Hipgnosis Songs Fund, Primary Wave, and other firms are on a shopping spree for high-profile music catalogs, snapping up publishing rights from songwriters ranging from Bob Dylan to Stevie Nicks to Neil Young. But Diane Warren, who’s been writing hits for 37 years, from DeBarge’s “Rhythm of the Night” to Aerosmith’s “I Don’t Want to Miss a Thing” to Toni Braxton’s “Un-Break My Heart,” says she has no intention of selling her songs to anyone.
Merck Mercuriadis, founder/CEO of Hipgnosis and a music-biz lifer, is well aware that Warren isn’t interested, she says in a career-spanning interview on our Rolling Stone Music Now podcast. “I’m friends with Merck,” says Warren, who will release a guest-singer-laden debut album, Diane Warren: The Cave Sessions Vol. 1, later this year. “He knows that’s a non-starter. It would be like selling my soul, and that’s not for sale.”
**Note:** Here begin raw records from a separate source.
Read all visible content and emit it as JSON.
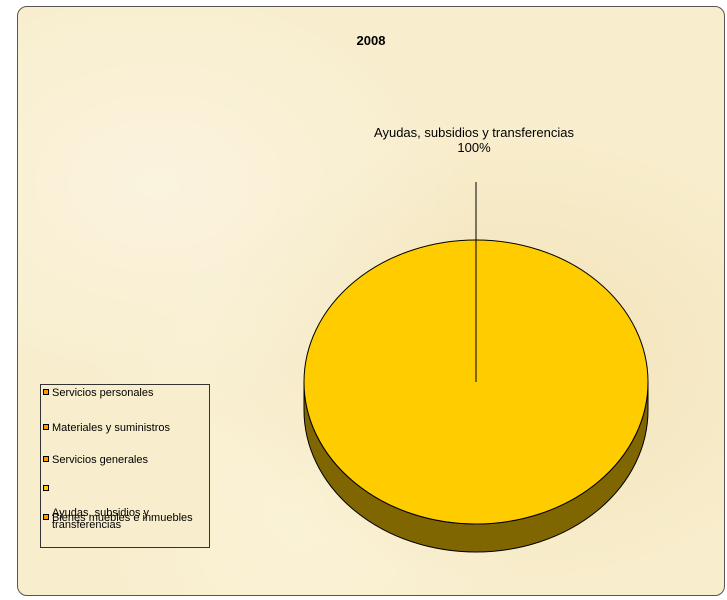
{
  "chart_data": {
    "type": "pie",
    "title": "2008",
    "categories": [
      "Servicios personales",
      "Materiales y suministros",
      "Servicios generales",
      "Ayudas, subsidios y transferencias",
      "Bienes muebles e inmuebles"
    ],
    "values": [
      0,
      0,
      0,
      100,
      0
    ],
    "data_labels": [
      {
        "category": "Ayudas, subsidios y transferencias",
        "text": "Ayudas, subsidios y transferencias",
        "percent": "100%"
      }
    ],
    "legend_placement": "bottom-left",
    "style": "3d-pie",
    "colors": [
      "#ff9900",
      "#ff9900",
      "#ff9900",
      "#ffcc00",
      "#ff9900"
    ],
    "side_color": "#806600",
    "background": "#f8edcc"
  },
  "legend": {
    "items": [
      {
        "label": "Servicios personales",
        "color": "#ff9900"
      },
      {
        "label": "Materiales y suministros",
        "color": "#ff9900"
      },
      {
        "label": "Servicios generales",
        "color": "#ff9900"
      },
      {
        "label": "Ayudas, subsidios y\ntransferencias",
        "color": "#ffcc00"
      },
      {
        "label": "Bienes muebles e inmuebles",
        "color": "#ff9900"
      }
    ]
  },
  "label": {
    "name": "Ayudas, subsidios y transferencias",
    "percent": "100%"
  }
}
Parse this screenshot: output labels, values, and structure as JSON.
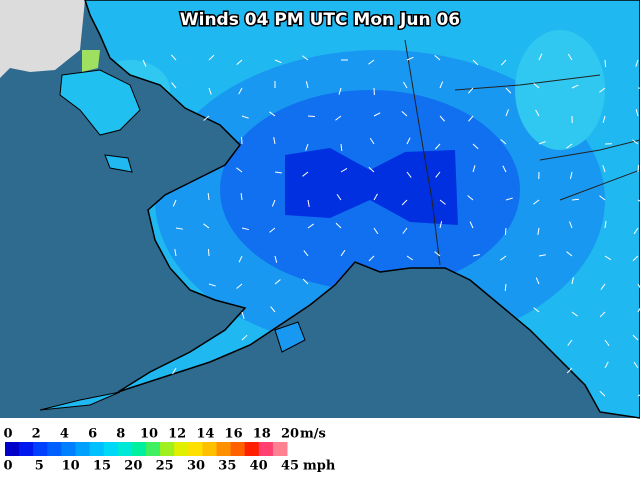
{
  "title": "Winds 04 PM UTC Mon Jun 06",
  "legend": {
    "colors": [
      "#0000c8",
      "#0018f0",
      "#0040ff",
      "#0060ff",
      "#0080ff",
      "#00a0ff",
      "#00c0ff",
      "#00d8f8",
      "#00e8d8",
      "#00f0a0",
      "#40f060",
      "#a0f020",
      "#e0f000",
      "#ffe000",
      "#ffc000",
      "#ff9000",
      "#ff6000",
      "#ff2000",
      "#ff4070",
      "#ff8090"
    ],
    "ms_labels": [
      "0",
      "2",
      "4",
      "6",
      "8",
      "10",
      "12",
      "14",
      "16",
      "18",
      "20"
    ],
    "ms_unit": "m/s",
    "mph_labels": [
      "0",
      "5",
      "10",
      "15",
      "20",
      "25",
      "30",
      "35",
      "40",
      "45"
    ],
    "mph_unit": "mph"
  }
}
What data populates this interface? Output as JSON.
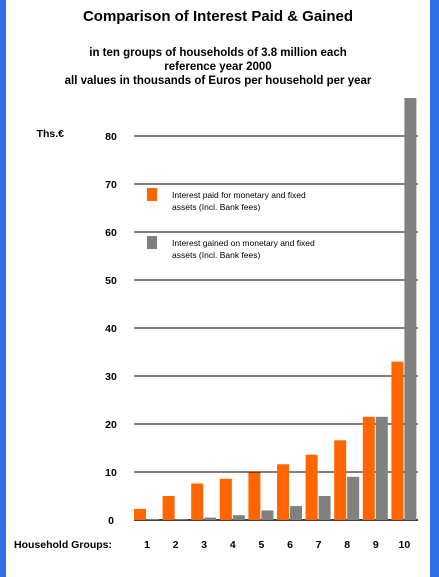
{
  "chart_data": {
    "type": "bar",
    "title": "Comparison of Interest Paid & Gained",
    "subtitle_lines": [
      "in ten groups of households of 3.8 million each",
      "reference year 2000",
      "all values in thousands of Euros per household per year"
    ],
    "ylabel": "Ths.€",
    "xlabel": "Household Groups:",
    "categories": [
      "1",
      "2",
      "3",
      "4",
      "5",
      "6",
      "7",
      "8",
      "9",
      "10"
    ],
    "ylim": [
      0,
      88
    ],
    "yticks": [
      0,
      10,
      20,
      30,
      40,
      50,
      60,
      70,
      80
    ],
    "grid": true,
    "legend_position": "top-left",
    "series": [
      {
        "name": "Interest paid for monetary and fixed assets (Incl. Bank fees)",
        "legend_lines": [
          "Interest paid for monetary and fixed",
          "assets (Incl. Bank fees)"
        ],
        "color": "#ff6600",
        "values": [
          2.3,
          5,
          7.6,
          8.6,
          9.9,
          11.6,
          13.6,
          16.6,
          21.5,
          33
        ]
      },
      {
        "name": "Interest gained on monetary and fixed assets (Incl. Bank fees)",
        "legend_lines": [
          "Interest gained on monetary and fixed",
          "assets (Incl. Bank fees)"
        ],
        "color": "#808080",
        "values": [
          0.1,
          0.1,
          0.5,
          1,
          2,
          2.9,
          5,
          9,
          21.5,
          88
        ]
      }
    ]
  }
}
Warren has her own publishing company, Realsongs, which handles all of her material. “The way I started my company wasn’t because I was a savvy business person,” she says. “It was basically because I was in a lawsuit with a publisher. It was right after ‘Rhythm of the Night,’ so everybody kind of wanted to sign me and I couldn’t sign anywhere. My lawyer was like, ‘You need to start your own publishing company.’… And then all of a sudden, all these hits started happening. And these were songs I owned, and I never looked back. So it wasn’t because I was super-savvy or anything. It just happened. It’s my company, with one writer, and it’s a pretty successful company.”
Warren does understand why other writers are selling. “I get it,” she says. “I mean, times are hard. And if you need the money, publishing is so valuable. Truly one of the most valuable assets, I guess, in the world is a great song. But yeah, I’m not interested in selling.”